Kernkonzepte
A novel method for robust scene change detection that leverages the feature extraction capabilities of a visual foundation model (DINOv2) and integrates full-image cross-attention to effectively handle viewpoint variations between image pairs.
Zusammenfassung
The authors present a novel approach to scene change detection (SCD) that leverages the robust feature extraction capabilities of a visual foundational model, DINOv2, and integrates full-image cross-attention to address key challenges such as varying lighting, seasonal variations, and viewpoint differences.
Key highlights:
- The method freezes the backbone network during training to retain the generality of dense foundation features, enhancing the reliability of change detection.
- The full-image cross-attention mechanism is employed to better tackle the viewpoint variations between image pairs.
- Extensive evaluations are performed on the VL-CMU-CD and PSCD datasets, including newly created viewpoint-varied versions, demonstrating significant improvements in F1-score, particularly in scenarios involving geometric changes.
- Detailed ablation studies validate the contributions of each component in the architecture, including the choice of backbone and the effectiveness of the cross-attention module.
- The results indicate the method's superior generalization capabilities over existing state-of-the-art approaches, showing robustness against photometric and geometric variations as well as better overall generalization when fine-tuned to adapt to new environments.
Statistiken
The VL-CMU-CD dataset consists of 933 coarsely aligned image pairs in the training set and 429 in the test set.
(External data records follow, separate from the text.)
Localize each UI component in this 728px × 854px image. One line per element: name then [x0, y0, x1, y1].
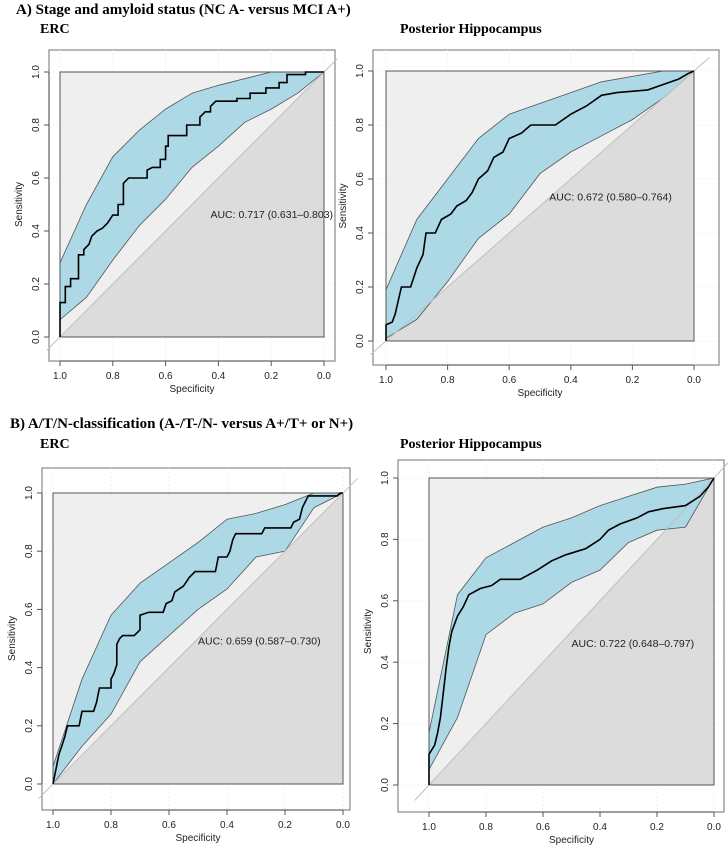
x-tick-label: 0.2: [625, 375, 639, 386]
auc-annotation: AUC: 0.717 (0.631–0.803): [210, 209, 333, 221]
chance-diagonal: [414, 462, 728, 801]
roc-curve: [385, 70, 695, 341]
roc-curve: [52, 492, 343, 785]
chance-diagonal: [46, 58, 338, 351]
x-tick-label: 0.0: [317, 371, 331, 382]
auc-annotation: AUC: 0.659 (0.587–0.730): [198, 635, 321, 647]
ci-band: [59, 71, 326, 321]
x-tick-label: 1.0: [379, 375, 393, 386]
unit-square-border: [59, 71, 325, 338]
x-tick-label: 0.6: [159, 371, 173, 382]
x-tick-label: 0.8: [441, 375, 455, 386]
unit-square-border: [385, 70, 695, 342]
y-tick-label: 1.0: [380, 471, 391, 485]
x-tick-label: 0.8: [104, 820, 118, 831]
x-tick-label: 0.6: [162, 820, 176, 831]
section-a-title: A) Stage and amyloid status (NC A- versu…: [16, 2, 351, 18]
y-tick-label: 0.4: [31, 224, 42, 238]
y-tick-label: 0.6: [31, 171, 42, 185]
x-tick-label: 0.8: [479, 822, 493, 833]
auc-annotation: AUC: 0.722 (0.648–0.797): [572, 638, 695, 650]
y-tick-label: 1.0: [24, 486, 35, 500]
ci-band: [428, 477, 715, 770]
y-tick-label: 0.0: [31, 330, 42, 344]
y-tick-label: 0.8: [31, 118, 42, 132]
y-tick-label: 0.8: [380, 532, 391, 546]
x-tick-label: 0.4: [211, 371, 225, 382]
y-axis-label: Sensitivity: [363, 609, 374, 654]
x-tick-label: 0.2: [264, 371, 278, 382]
x-tick-label: 1.0: [46, 820, 60, 831]
x-tick-label: 1.0: [422, 822, 436, 833]
x-tick-label: 0.8: [106, 371, 120, 382]
roc-curve: [59, 71, 324, 337]
y-tick-label: 0.0: [355, 334, 366, 348]
chance-diagonal: [38, 478, 358, 799]
roc-panel-1: AUC: 0.672 (0.580–0.764) 1.0 0.8 0.6 0.4 0.2 0…: [338, 49, 720, 399]
section-b-title: B) A/T/N-classification (A-/T-/N- versus…: [10, 416, 354, 432]
roc-panel-3: AUC: 0.722 (0.648–0.797) 1.0 0.8 0.6 0.4 0.2 0…: [363, 459, 728, 846]
y-tick-label: 0.4: [380, 655, 391, 669]
x-axis-label: Specificity: [517, 388, 562, 399]
unit-square-border: [52, 492, 344, 785]
panel-a-erc-title: ERC: [40, 22, 70, 37]
ci-band: [52, 492, 344, 786]
roc-panel-2: AUC: 0.659 (0.587–0.730) 1.0 0.8 0.6 0.4 0.2 0…: [7, 467, 358, 844]
x-tick-label: 0.6: [536, 822, 550, 833]
chance-diagonal: [370, 57, 710, 355]
y-axis-label: Sensitivity: [338, 183, 349, 228]
x-tick-label: 0.4: [593, 822, 607, 833]
x-tick-label: 0.0: [336, 820, 350, 831]
y-tick-label: 0.6: [380, 593, 391, 607]
panel-b-erc-title: ERC: [40, 437, 70, 452]
y-tick-label: 0.8: [355, 118, 366, 132]
y-tick-label: 0.2: [355, 280, 366, 294]
y-tick-label: 1.0: [31, 65, 42, 79]
x-axis-label: Specificity: [549, 835, 594, 846]
x-tick-label: 0.2: [278, 820, 292, 831]
unit-square-border: [428, 477, 715, 786]
y-tick-label: 0.2: [24, 718, 35, 732]
y-axis-label: Sensitivity: [7, 616, 18, 661]
y-axis-label: Sensitivity: [14, 182, 25, 227]
y-tick-label: 0.6: [24, 602, 35, 616]
roc-curve: [428, 477, 715, 785]
x-tick-label: 0.0: [687, 375, 701, 386]
y-tick-label: 1.0: [355, 64, 366, 78]
y-tick-label: 0.2: [31, 277, 42, 291]
y-tick-label: 0.0: [380, 778, 391, 792]
y-tick-label: 0.2: [380, 716, 391, 730]
x-tick-label: 1.0: [53, 371, 67, 382]
roc-panel-0: AUC: 0.717 (0.631–0.803) 1.0 0.8 0.6 0.4 0.2 0…: [14, 49, 338, 395]
x-tick-label: 0.6: [502, 375, 516, 386]
y-tick-label: 0.0: [24, 777, 35, 791]
y-tick-label: 0.4: [355, 226, 366, 240]
y-tick-label: 0.4: [24, 660, 35, 674]
x-axis-label: Specificity: [175, 833, 220, 844]
x-tick-label: 0.2: [650, 822, 664, 833]
x-tick-label: 0.4: [220, 820, 234, 831]
panel-b-ph-title: Posterior Hippocampus: [400, 437, 542, 452]
y-tick-label: 0.8: [24, 544, 35, 558]
x-tick-label: 0.4: [564, 375, 578, 386]
x-tick-label: 0.0: [707, 822, 721, 833]
x-axis-label: Specificity: [169, 384, 214, 395]
y-tick-label: 0.6: [355, 172, 366, 186]
auc-annotation: AUC: 0.672 (0.580–0.764): [549, 192, 672, 204]
panel-a-ph-title: Posterior Hippocampus: [400, 22, 542, 37]
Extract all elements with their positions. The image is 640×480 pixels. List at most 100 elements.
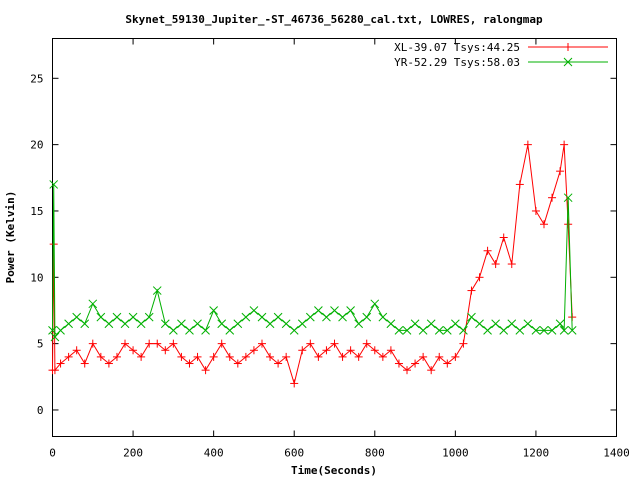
chart-title: Skynet_59130_Jupiter_-ST_46736_56280_cal… xyxy=(125,13,543,26)
data-point xyxy=(483,326,492,335)
data-point xyxy=(160,319,170,329)
data-point xyxy=(567,326,577,335)
legend-marker xyxy=(563,57,573,67)
data-point xyxy=(443,359,452,368)
data-point xyxy=(177,319,186,329)
data-point xyxy=(128,312,138,322)
data-point xyxy=(419,352,428,361)
y-axis-title: Power (Kelvin) xyxy=(4,191,17,284)
data-point xyxy=(442,326,452,335)
data-point xyxy=(96,312,106,322)
data-point xyxy=(507,319,517,329)
data-point xyxy=(72,346,81,355)
legend-sample-xl xyxy=(528,43,608,51)
data-point xyxy=(129,346,138,355)
data-point xyxy=(257,339,266,348)
data-point xyxy=(282,352,291,361)
data-point xyxy=(451,319,460,329)
data-point xyxy=(289,326,299,335)
data-point xyxy=(249,346,258,355)
x-axis: 0 200 400 600 800 1000 1200 1400 xyxy=(49,38,630,460)
x-tick-label: 400 xyxy=(204,447,224,460)
data-point xyxy=(169,339,178,348)
data-point xyxy=(297,319,307,329)
data-point xyxy=(121,339,130,348)
data-point xyxy=(467,312,476,322)
data-point xyxy=(274,359,283,368)
data-point xyxy=(394,359,403,368)
data-point xyxy=(523,319,533,329)
data-point xyxy=(193,319,202,329)
legend-marker xyxy=(564,43,572,51)
data-point xyxy=(556,167,565,176)
data-point xyxy=(563,193,573,203)
data-point xyxy=(298,346,307,355)
data-point xyxy=(411,359,420,368)
data-point xyxy=(56,326,65,335)
data-point xyxy=(112,312,122,322)
data-point xyxy=(491,260,500,269)
data-point xyxy=(362,312,372,322)
data-point xyxy=(403,366,412,375)
data-point xyxy=(201,366,210,375)
data-point xyxy=(233,319,243,329)
data-point xyxy=(161,346,170,355)
legend-sample-yr xyxy=(528,57,608,67)
x-tick-label: 1400 xyxy=(603,447,630,460)
data-point xyxy=(306,339,315,348)
data-point xyxy=(50,332,60,342)
data-point xyxy=(394,326,404,335)
x-tick-label: 1200 xyxy=(523,447,550,460)
data-point xyxy=(459,339,468,348)
data-point xyxy=(49,180,59,189)
data-point xyxy=(225,352,234,361)
data-point xyxy=(273,312,283,322)
data-point xyxy=(314,306,323,315)
series-layer xyxy=(48,140,577,388)
data-point xyxy=(378,352,387,361)
data-point xyxy=(80,319,90,329)
data-point xyxy=(96,352,105,361)
x-tick-label: 0 xyxy=(49,447,56,460)
x-tick-label: 1000 xyxy=(442,447,469,460)
data-point xyxy=(241,352,250,361)
data-point xyxy=(475,273,484,282)
data-point xyxy=(249,306,259,315)
data-point xyxy=(548,193,557,202)
data-point xyxy=(499,233,508,242)
data-point xyxy=(112,352,121,361)
data-point xyxy=(402,326,412,335)
data-point xyxy=(386,319,396,329)
data-point xyxy=(225,326,235,335)
y-tick-label: 0 xyxy=(37,404,44,417)
data-point xyxy=(531,326,541,335)
data-point xyxy=(475,319,484,329)
data-point xyxy=(491,319,500,329)
data-point xyxy=(467,286,476,295)
data-point xyxy=(50,366,59,375)
data-point xyxy=(193,352,202,361)
x-axis-title: Time(Seconds) xyxy=(291,464,377,477)
data-point xyxy=(507,260,516,269)
data-point xyxy=(145,339,154,348)
data-point xyxy=(418,326,428,335)
data-point xyxy=(201,326,210,335)
data-point xyxy=(346,346,355,355)
data-point xyxy=(265,319,275,329)
data-point xyxy=(281,319,291,329)
data-point xyxy=(499,326,509,335)
data-point xyxy=(515,326,525,335)
data-point xyxy=(322,312,331,322)
data-point xyxy=(137,352,146,361)
data-point xyxy=(217,319,227,329)
data-point xyxy=(459,326,468,335)
data-point xyxy=(209,306,218,315)
data-point xyxy=(120,319,130,329)
data-point xyxy=(152,286,162,295)
data-point xyxy=(386,346,395,355)
data-point xyxy=(241,312,251,322)
legend: XL-39.07 Tsys:44.25 YR-52.29 Tsys:58.03 xyxy=(394,41,608,69)
data-point xyxy=(233,359,242,368)
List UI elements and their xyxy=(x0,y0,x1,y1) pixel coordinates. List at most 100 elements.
The PSCD dataset has 11,550 aligned image pairs from 770 panoramic image pairs.
The authors create unaligned datasets from VL-CMU-CD and PSCD by using adjacent neighbor image pairs to simulate real-world viewpoint variations.
Zitate
"We present a novel method for scene change detection that leverages the robust feature extraction capabilities of a visual foundational model, DINOv2, and integrates full-image cross-attention to address key challenges such as varying lighting, seasonal variations, and viewpoint differences."
"By effectively managing correspondences between image pairs, our method outperformed existing approaches and proved particularly effective in scenarios involving geometric changes."